PRP treatment for Patella tendinosis requires only a small amount of blood from the patient. Blood (usually around 10-60ml’s depending upon what prp company is used) is withdrawn and placed in a plastic test tube/disposable container. Blood contains plasma, red blood cells, white blood cells and platelets. This test tube/disposable container is then placed in a machine called a centrifuge that is located in the doctor’s clinic or outpatient surgery center and is spun for approximately fifteen minutes. After spinning, the red blood cells and concentrated platelets are separated. The concentrated platelets that are responsible for accelerating the healing process are then extracted from the disposable in the centrifuge. The syringe of platelet rich plasma is now ready to be injected into the patient. Before injecting, the area of injury may be locally anesthetized by your doctor so that the actual injection is slightly uncomfortable.
Your doctor may use imaging such as fluoroscopy or dynamic musculoskeletal ultrasound to place the needle that delivers the PRP directly into the area of injury (patellar tendon). To ensure the accuracy of the placement of the platelet rich plasma, a diagnostic ultrasound is used. Then a needle attached to a syringe containing the prp is guided by ultrasound into the areas of injury.

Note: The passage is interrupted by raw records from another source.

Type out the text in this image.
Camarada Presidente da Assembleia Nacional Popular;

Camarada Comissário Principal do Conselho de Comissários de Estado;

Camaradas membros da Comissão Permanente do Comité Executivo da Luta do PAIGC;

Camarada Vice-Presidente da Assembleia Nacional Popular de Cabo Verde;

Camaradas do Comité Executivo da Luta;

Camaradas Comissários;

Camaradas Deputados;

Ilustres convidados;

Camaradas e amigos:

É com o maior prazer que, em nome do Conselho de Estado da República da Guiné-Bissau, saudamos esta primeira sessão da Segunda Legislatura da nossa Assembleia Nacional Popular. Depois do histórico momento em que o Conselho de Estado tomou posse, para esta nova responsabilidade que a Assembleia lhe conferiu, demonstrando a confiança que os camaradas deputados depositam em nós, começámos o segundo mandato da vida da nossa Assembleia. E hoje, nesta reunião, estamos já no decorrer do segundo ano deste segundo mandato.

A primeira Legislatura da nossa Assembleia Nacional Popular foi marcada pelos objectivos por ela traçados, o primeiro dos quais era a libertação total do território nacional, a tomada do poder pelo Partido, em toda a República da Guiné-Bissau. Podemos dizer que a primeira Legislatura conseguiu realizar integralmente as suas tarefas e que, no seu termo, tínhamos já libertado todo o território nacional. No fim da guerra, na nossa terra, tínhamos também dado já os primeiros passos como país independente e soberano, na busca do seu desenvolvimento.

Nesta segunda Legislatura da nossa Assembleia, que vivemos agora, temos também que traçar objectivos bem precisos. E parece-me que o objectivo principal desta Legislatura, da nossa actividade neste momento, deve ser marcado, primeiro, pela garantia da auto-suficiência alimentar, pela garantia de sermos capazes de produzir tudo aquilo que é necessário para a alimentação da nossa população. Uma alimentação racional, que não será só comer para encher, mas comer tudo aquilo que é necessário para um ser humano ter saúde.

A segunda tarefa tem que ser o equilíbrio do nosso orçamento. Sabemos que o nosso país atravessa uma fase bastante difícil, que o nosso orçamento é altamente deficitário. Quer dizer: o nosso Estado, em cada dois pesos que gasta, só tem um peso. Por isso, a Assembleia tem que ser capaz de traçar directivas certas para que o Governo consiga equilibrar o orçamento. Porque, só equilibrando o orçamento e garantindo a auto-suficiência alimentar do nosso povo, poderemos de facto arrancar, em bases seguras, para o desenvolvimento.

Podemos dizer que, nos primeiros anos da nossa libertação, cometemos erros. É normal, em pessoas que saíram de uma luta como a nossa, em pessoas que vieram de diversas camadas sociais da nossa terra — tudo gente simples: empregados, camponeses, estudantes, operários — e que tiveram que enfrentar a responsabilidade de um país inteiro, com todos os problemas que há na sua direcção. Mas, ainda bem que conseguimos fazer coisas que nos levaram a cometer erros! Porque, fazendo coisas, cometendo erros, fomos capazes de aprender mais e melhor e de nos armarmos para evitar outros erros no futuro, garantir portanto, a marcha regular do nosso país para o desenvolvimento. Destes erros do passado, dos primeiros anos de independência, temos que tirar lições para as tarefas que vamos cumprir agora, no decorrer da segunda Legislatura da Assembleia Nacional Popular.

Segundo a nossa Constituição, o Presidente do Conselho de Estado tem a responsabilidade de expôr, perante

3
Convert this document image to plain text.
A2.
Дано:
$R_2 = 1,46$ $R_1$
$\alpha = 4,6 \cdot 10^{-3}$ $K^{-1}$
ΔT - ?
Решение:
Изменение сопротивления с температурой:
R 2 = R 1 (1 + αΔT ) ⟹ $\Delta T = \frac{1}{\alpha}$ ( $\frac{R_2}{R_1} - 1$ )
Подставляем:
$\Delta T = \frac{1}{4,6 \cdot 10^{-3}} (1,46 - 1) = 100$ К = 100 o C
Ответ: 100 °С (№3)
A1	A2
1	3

After the procedure, a simple Band-Aid is applied. Because there is no surgical incision involved there is little or literally no pain immediately after the procedure.
The increased presence of these platelets in areas where blood would otherwise rarely go, has been shown to regenerate ligament and tendon fibers.
This treatment may be considered better than surgery for many reasons. It is an outpatient procedure with little to no risk of infection at the injection site and requires no general anesthesia. Most recent studies have shown a success rate of 80 – 85%. Some patients experience only partial improvement, but most have had complete recovery because it stimulates healing and replaces degenerative tissue with new tissue. Its use has largely increased in recent years. The major plus point about this therapy is the use of patient’s own blood, therefor is no risk of any communicable infections & rarely any danger of allergic reactions.
Patients may be under observation for a few minutes to about half an hour. There might be some discomfort in the area of the injection that can even last up to a few days and the discomfort can get worse too, but it is temporary and is because of an inflammatory response which has just been stimulated.
When home, patients can use ice over the injected area, elevate the leg, limit physical activities, and stay comfortable as much as you can. Your doctor may prescribe some analgesics to relieve pain, but not an anti-inflammatory medication because the treatment is designed to set up an inflammatory response, so you don’t want to stop that process with medications.
Many patients usually respond just after their first treatment, but a follow up is generally scheduled six to eight weeks after the injection to evaluate the patient’s progress. Some patients may need up to three injections.